Now thirteen years have passed. There is no light of any political solution to the bloody conflict. It is surprising why now some Southern politicians are objecting and Buddhist monks are demonstrating against the 13th amendment which has been part of the constitution for more than three decades.
It is a mystery why, during the war, these politicians and Buddhist monks never demonstrated against the government, which was telling the international community that, ‘it will not be the 13th amendment, but it will be the 13th plus’. Significantly, Ranil Wickremasinghe agreed to the Oslo declaration which endorsed, “ …the principle of internal self-determination in areas of historical habitation of the Tamil-speaking peoples, based on a federal structure within a united Sri Lanka”.

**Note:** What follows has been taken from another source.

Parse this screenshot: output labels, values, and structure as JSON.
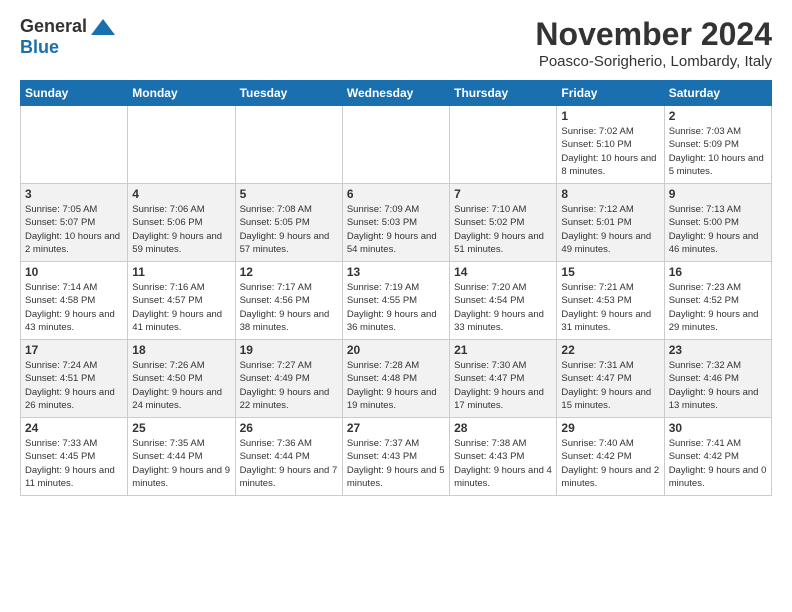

There are politicians in the North and East who have claimed that the 13th amendment is no solution to the ethnic conflict. Here we can see a parallel between extremists in the South and the North and East. If so, what will be the future of Sri Lanka?
It has been a miserable story for the last seventy-five years. The people in the North and East are frustrated and losing patience….. so, do the extremists in the South expect another bloody conflict in the island? Is there any way to prevent it and live peacefully as equal citizens? Do the extreme elements pave the way for this?
Now it seems that the time has come for all to think very carefully and get into action rather than continue to fuel hate among innocent citizens.